Caches are used to reduce the speed differential between the CPU and memory to improve the performance of modern processors. However, attackers can use contention-based cache timing attacks to steal sensitive information from victim processes through carefully designed cache eviction sets. And L1 data cache attacks are widely exploited and pose a significant privacy and confidentiality threat. Existing hardware-based countermeasures mainly focus on cache partitioning, randomization, and cache line flushing, which unfortunately either incur high overhead or can be circumvented by sophisticated attacks. In this paper, we propose a novel hardware-software co-design called BackCache with the idea of always achieving cache hits instead of cache misses to mitigate contention-based cache timing attacks on the L1 data cache. BackCache places the evicted cache lines from the L1 data cache into a fully-associative backup cache to hide the evictions. To improve the security of BackCache, we introduce a randomly used replacement policy (RURP) and a dynamic backup cache resizing mechanism. We also present a theoretical security analysis to demonstrate the effectiveness of BackCache.
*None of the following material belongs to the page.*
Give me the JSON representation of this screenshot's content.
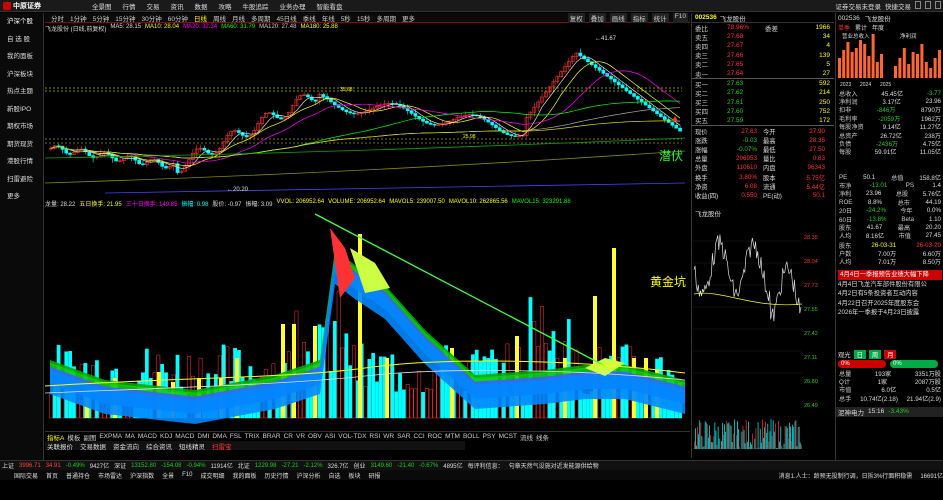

Our evaluation on the gem5 simulator shows that BackCache can degrade the performance by 1.33%, 7.34%, and 7.59% For OS kernel, single-thread, and multi-thread benchmarks.

翻译：缓存用于缩小CPU与内存之间的速度差异，以提升现代处理器的性能。然而，攻击者可通过精心设计的缓存驱逐集，利用基于竞争的缓存定时攻击从受害进程中窃取敏感信息。L1数据缓存攻击被广泛利用，构成严重的隐私和机密性威胁。现有的硬件端对策主要集中于缓存分区、随机化及缓存行刷新，但这些方法要么产生高开销，要么可被复杂攻击绕过。本文提出一种名为BackCache的新型软硬件协同设计，其核心理念是通过始终实现缓存命中而非缓存未命中，来缓解针对L1数据缓存的基于竞争的缓存定时攻击。BackCache将L1数据缓存中被驱逐的缓存行存入全相联后备缓存，以隐藏驱逐行为。为提升BackCache的安全性，我们引入随机使用替换策略（RURP）与动态后备缓存大小调整机制。我们还提供了理论安全性分析以验证BackCache的有效性。在gem5模拟器上的评估表明，对于操作系统内核、单线程及多线程基准测试，BackCache分别仅造成1.33%、7.34%和7.59%的性能下降。